Em ambos, ciclos de instabilidade política e de declínio econômico foram revertidos por um salto no início dos anos 2000: a confluência da globalização econômica, que abriu novas perspectivas de prosperidade a países subdesenvolvidos, elevados à condição de potências emergentes, e a chegada ao poder de grupos políticos que lutaram contra o status quo ao longo das décadas anteriores.
Na Turquia, Recep Tayyip Erdogan e Abdullah Gül, líderes do AKP, de centro-direita, representavam a liberação de segmentos islâmicos da sociedade que tinham direitos tolhidos, como o da livre expressão religiosa, por sucessivos governos que alegavam a defesa do Estado secular. Em paralelo, o Brasil assistiu à chegada de Lula e Dilma Rousseff ao poder, marcando o apogeu de 35 anos de luta de movimentos e de partidos de esquerda – primeiro clandestina e depois eleitoral.
Em comum, Erdogan e Lula tinham pelo menos uma característica política: eram neopopulistas moderados, um de centro-direita, outro de centro-esquerda. Também compartilhavam um desafio: incluir na classe média dezenas de milhões de pessoas até então marginalizadas por elites político-econômicas que, de forma voluntária ou involuntária, por décadas impuseram obstáculos à distribuição de riquezas e ao acesso à educação.
Estado opaco
Como todos vimos, o resultado das políticas públicas orientadas para a inclusão social foi estrondoso ao longo dos anos 2000. Em 2001, penúltimo ano de exercício do premiê Bülent Ecevit, do Partido Democrático de Esquerda (DSP), o PIB da Turquia era de US$ 196 bilhões, segundo dados do Banco Mundial. Em 2011, após dez anos de poder do AKP – nove dos quais de Erdogan –, o PIB do país chegou a US$ 774,9 bilhões.

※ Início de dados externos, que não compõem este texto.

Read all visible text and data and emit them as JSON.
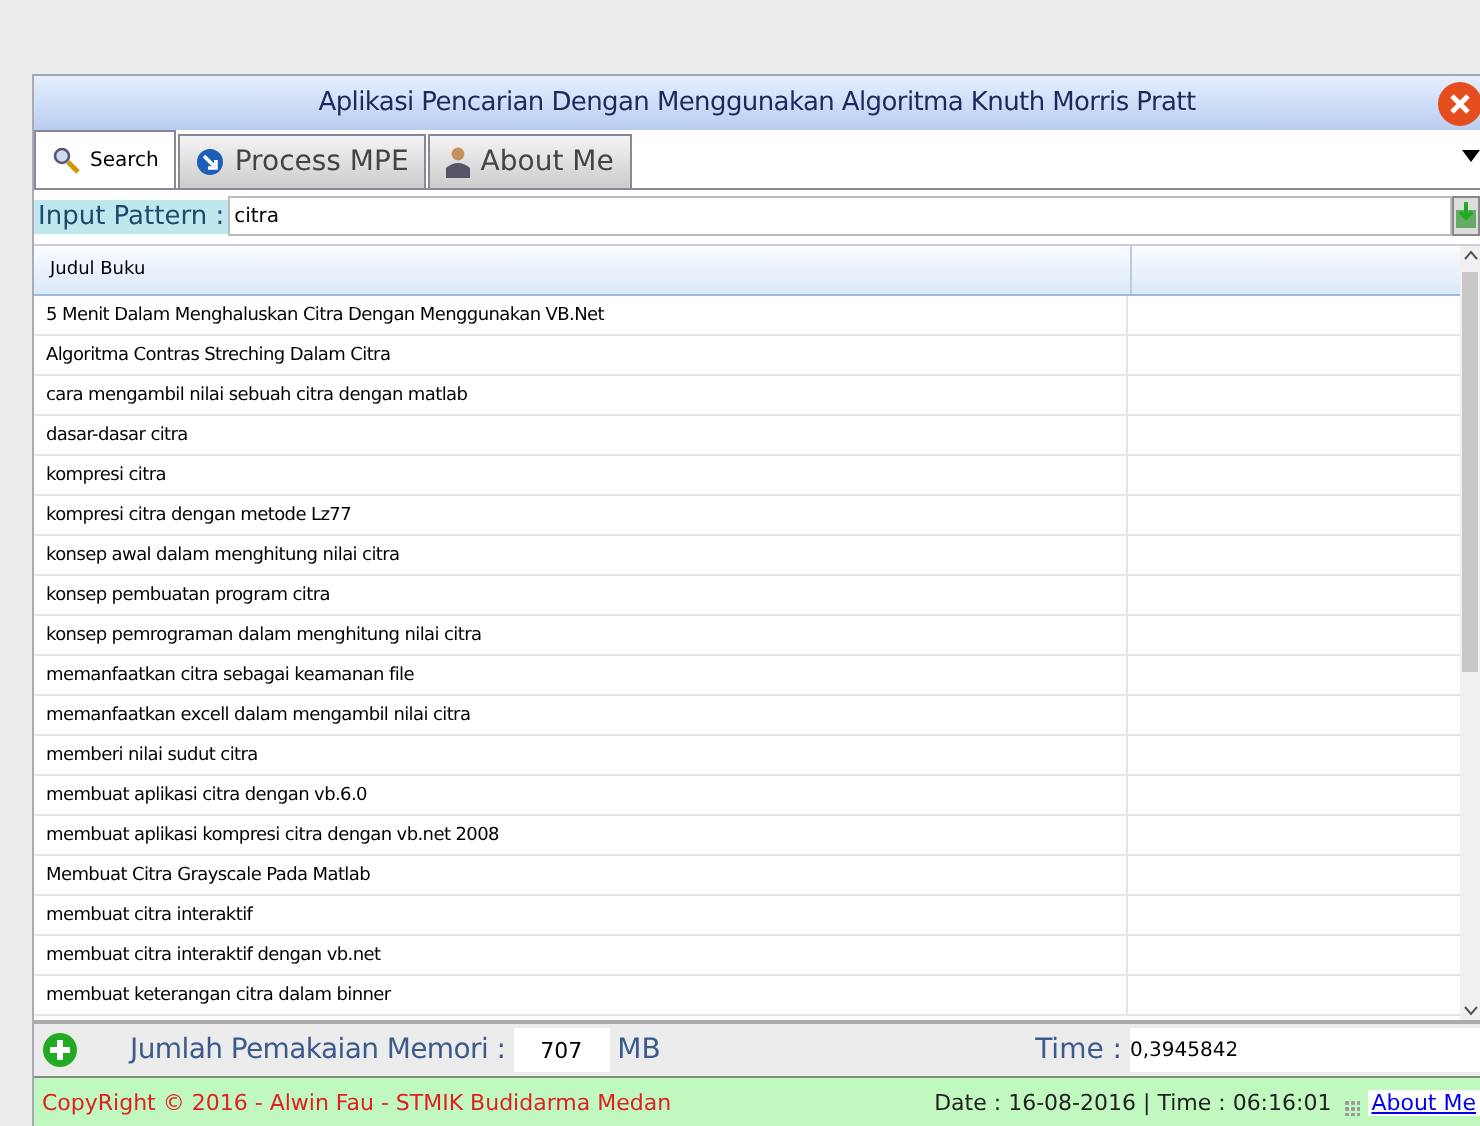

No Brasil, a evolução foi semelhante: de US$ 504,2 bilhões em 2002, último ano de Fernando Henrique Cardoso, o PIB saltou a US$ 2,47 trilhões em 2011, ainda conforme o Banco Mundial.

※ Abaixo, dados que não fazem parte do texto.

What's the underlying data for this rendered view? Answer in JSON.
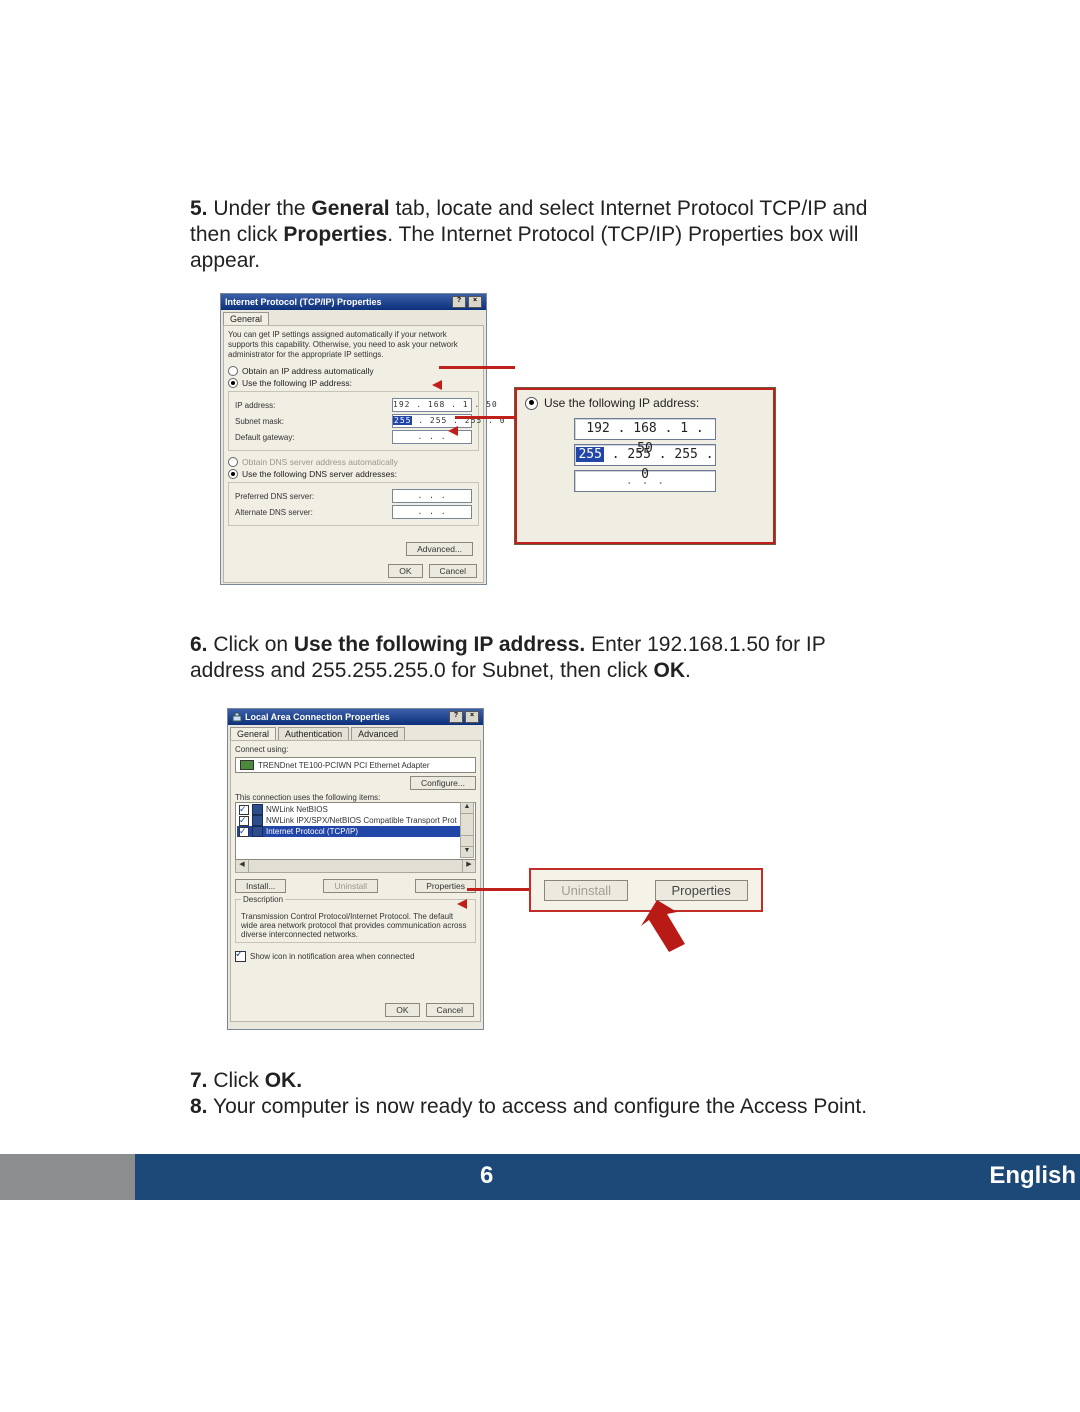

Durante essa década de milagres econômicos, as populações da Turquia e do Brasil demonstraram nas urnas apoio quase incondicional aos partidos no poder, AKP e PT. O que acontece agora, então? Por que essas populações se levantam? Pelo corte de árvores? Por 20 centavos?
Na Turquia, o discurso inicial, contrário à demolição e à privatização de espaços públicos, se transformou em um ato político contra o primeiro-ministro – embora não contra seu partido –, acusado de se valer do poder e de sua popularidade para dirigir o país com práticas autoritárias. Um exemplo dessa deriva foi reverter a repressão religiosa a muçulmanos, mas impondo paulatino controle e vigilância de costumes a seculares. Mas há bem mais do que isso: há práticas políticas e econômicas opacas demais, que envolvem clientelismo em larga escala, corrupção das esferas de poder e, sobretudo, autoritarismo.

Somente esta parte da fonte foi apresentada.